G.5.3 Audit and Compliance

# Item Verified Notes
16 SMF recording is enabled for all access types relevant to this application (Chapter 28)
17 Application-level audit trail captures who, what, when, where, and outcome
18 Audit records cannot be modified or deleted by application userids
19 Audit data retention meets regulatory requirements (7 years for SOX, as defined by policy)
20 Compliance team has reviewed and approved the security configuration

G.6 Disaster Recovery Readiness Checklist

This checklist covers DR preparedness for the deployed application. Sandra Chen at FBA learned the hard way that a DR plan you haven't tested is a DR plan you don't have.

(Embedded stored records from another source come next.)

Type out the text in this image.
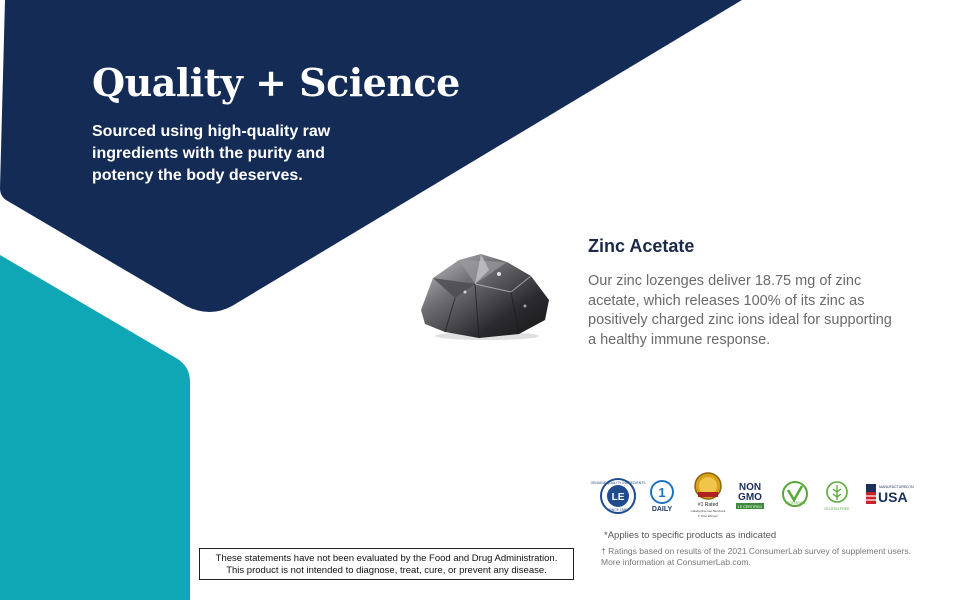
Quality + Science

Sourced using high-quality raw ingredients with the purity and potency the body deserves.

Zinc Acetate

Our zinc lozenges deliver 18.75 mg of zinc acetate, which releases 100% of its zinc as positively charged zinc ions ideal for supporting a healthy immune response.

GENUINE QUALITY INGREDIENTS
LE
SINCE 1980
1
DAILY
#1 Rated
Catalog/Internet Merchant
6 Time Winner!
NON
GMO
LE CERTIFIED
VEGETARIAN
GLUTEN FREE
MANUFACTURED IN
USA

*Applies to specific products as indicated

† Ratings based on results of the 2021 ConsumerLab survey of supplement users. More information at ConsumerLab.com.

These statements have not been evaluated by the Food and Drug Administration.
This product is not intended to diagnose, treat, cure, or prevent any disease.
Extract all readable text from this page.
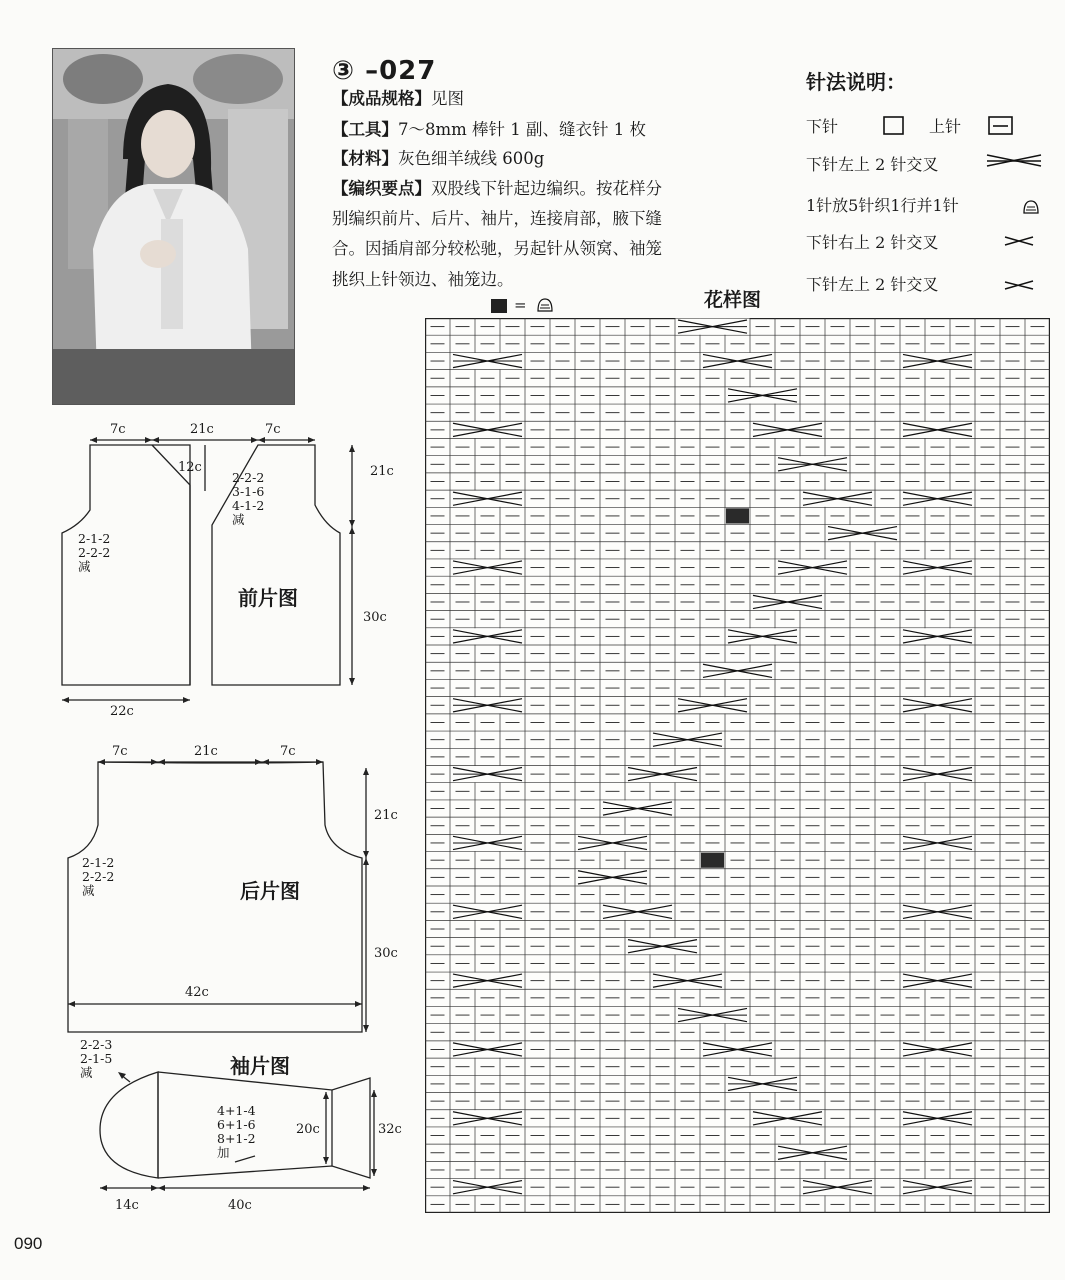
③ –027
【成品规格】见图
【工具】7～8mm 棒针 1 副、缝衣针 1 枚
【材料】灰色细羊绒线 600g
【编织要点】双股线下针起边编织。按花样分
别编织前片、后片、袖片，连接肩部，腋下缝
合。因插肩部分较松驰，另起针从领窝、袖笼
挑织上针领边、袖笼边。
针法说明：
下针	上针
下针左上 2 针交叉
1针放5针织1行并1针
下针右上 2 针交叉
下针左上 2 针交叉
花样图
=
7c	21c	7c
12c	21c
30c
22c
2-2-2
3-1-6
4-1-2
减
2-1-2
2-2-2
减
前片图
7c	21c	7c
21c
30c
42c
2-1-2
2-2-2
减	后片图
2-2-3
2-1-5
减	袖片图
4+1-4
6+1-6
8+1-2
加
20c	32c
14c	40c
090
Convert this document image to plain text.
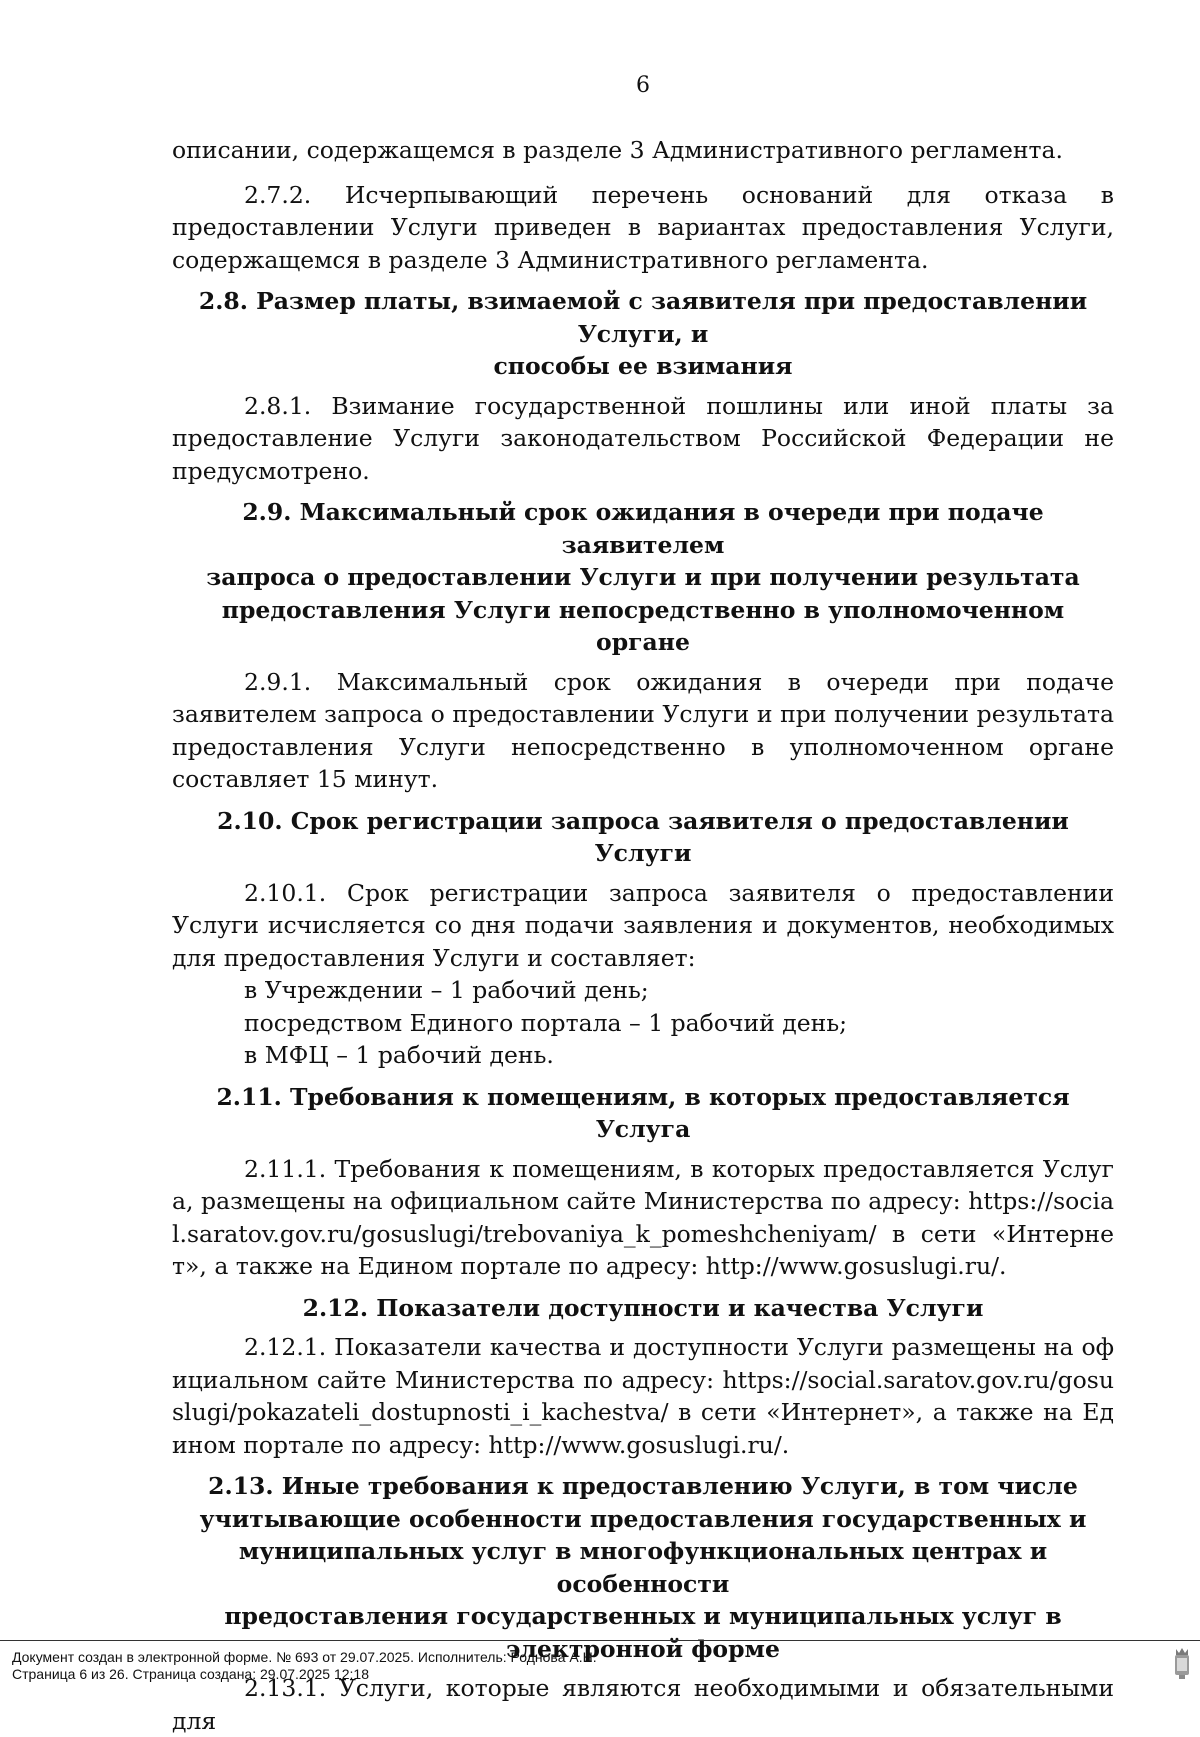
6

описании, содержащемся в разделе 3 Административного регламента.

2.7.2. Исчерпывающий перечень оснований для отказа в предоставлении Услуги приведен в вариантах предоставления Услуги, содержащемся в разделе 3 Административного регламента.

2.8. Размер платы, взимаемой с заявителя при предоставлении Услуги, и
способы ее взимания

2.8.1. Взимание государственной пошлины или иной платы за предоставление Услуги законодательством Российской Федерации не предусмотрено.

2.9. Максимальный срок ожидания в очереди при подаче заявителем
запроса о предоставлении Услуги и при получении результата
предоставления Услуги непосредственно в уполномоченном органе

2.9.1. Максимальный срок ожидания в очереди при подаче заявителем запроса о предоставлении Услуги и при получении результата предоставления Услуги непосредственно в уполномоченном органе составляет 15 минут.

2.10. Срок регистрации запроса заявителя о предоставлении Услуги

2.10.1. Срок регистрации запроса заявителя о предоставлении Услуги исчисляется со дня подачи заявления и документов, необходимых для предоставления Услуги и составляет:

в Учреждении – 1 рабочий день;

посредством Единого портала – 1 рабочий день;

в МФЦ – 1 рабочий день.

2.11. Требования к помещениям, в которых предоставляется Услуга

2.11.1. Требования к помещениям, в которых предоставляется Услуга, размещены на официальном сайте Министерства по адресу: https://social.saratov.gov.ru/gosuslugi/trebovaniya_k_pomeshcheniyam/ в сети «Интернет», а также на Едином портале по адресу: http://www.gosuslugi.ru/.

2.12. Показатели доступности и качества Услуги

2.12.1. Показатели качества и доступности Услуги размещены на официальном сайте Министерства по адресу: https://social.saratov.gov.ru/gosuslugi/pokazateli_dostupnosti_i_kachestva/ в сети «Интернет», а также на Едином портале по адресу: http://www.gosuslugi.ru/.

2.13. Иные требования к предоставлению Услуги, в том числе
учитывающие особенности предоставления государственных и
муниципальных услуг в многофункциональных центрах и особенности
предоставления государственных и муниципальных услуг в
электронной форме

2.13.1. Услуги, которые являются необходимыми и обязательными для

Документ создан в электронной форме. № 693 от 29.07.2025. Исполнитель: Роднова А.Н.
Страница 6 из 26. Страница создана: 29.07.2025 12:18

G.6.1 Backup and Replication

# Item Verified Notes
1 DB2 image copy schedule covers all tablespaces used by this application (Chapter 30)
2 VSAM backup schedule covers all clusters used by this application
3 Sequential datasets are included in DFSMShsm backup policies
4 Log datasets (DB2 active/archive logs, CICS journals) are replicated to DR site
5 If using GDPS, XRC or PPRC replication is verified for all application volumes
6 RPO (Recovery Point Objective) is documented and achievable with current replication lag

G.6.2 Recovery Procedures

# Item Verified Notes
7 RTO (Recovery Time Objective) is documented and has been validated
8 DB2 RECOVER procedure is documented and tested for all application tablespaces
9 CICS cold start / warm start procedure at DR site is documented
10 Batch restart procedure from DR site is documented
11 MQ channel configuration at DR site mirrors production
12 Network routing (DNS, VTAM, TCP/IP) at DR site is configured to receive application traffic

G.6.3 DR Testing

# Item Verified Notes
13 Application has been included in the most recent DR test
14 DR test confirmed that the application can start, process transactions, and produce correct results at the DR site
15 DR test results are documented with actual RTO and RPO achieved
16 Gaps identified during DR test have been remediated
17 Runbook for this application's DR failover has been updated within the last 6 months
18 Contact list for DR escalation is current

G.7 Deployment Sign-Off

Before any production deployment, the following roles must sign off:

Role Name Sign-Off Date
Development Lead
Peer Reviewer
DBA
CICS Systems Programmer
Security Administrator
Operations / Batch Lead
Business Owner / Product Owner
Change Management

Deployment window: ________

Rollback procedure documented: Yes / No

Rollback tested: Yes / No

Estimated deployment time: ________

Post-deployment validation plan: ________


G.8 Post-Deployment Validation

After deployment, verify the following within the first production cycle:

# Item Verified Notes
1 Program executed successfully (check return codes)
2 Record counts match expectations
3 CICS transaction response times are within threshold
4 No unexpected DB2 lock escalations or timeouts
5 No unexpected abends or error messages in SYSLOG
6 Audit trail records are being written correctly
7 Monitoring alerts are functioning (test by simulating a threshold breach if feasible)
8 Downstream systems received expected data
9 Business users confirm correct behavior
10 Performance baseline captured for future comparison

A note on checklist culture. Checklists work only if people actually use them, and people will only use them if they're maintained. A 200-item checklist that hasn't been updated in three years is worse than no checklist at all — it creates false confidence. Review these checklists quarterly. Remove items that no longer apply. Add items for every production incident that a checklist item could have prevented. The best checklists are living documents, scarred by experience.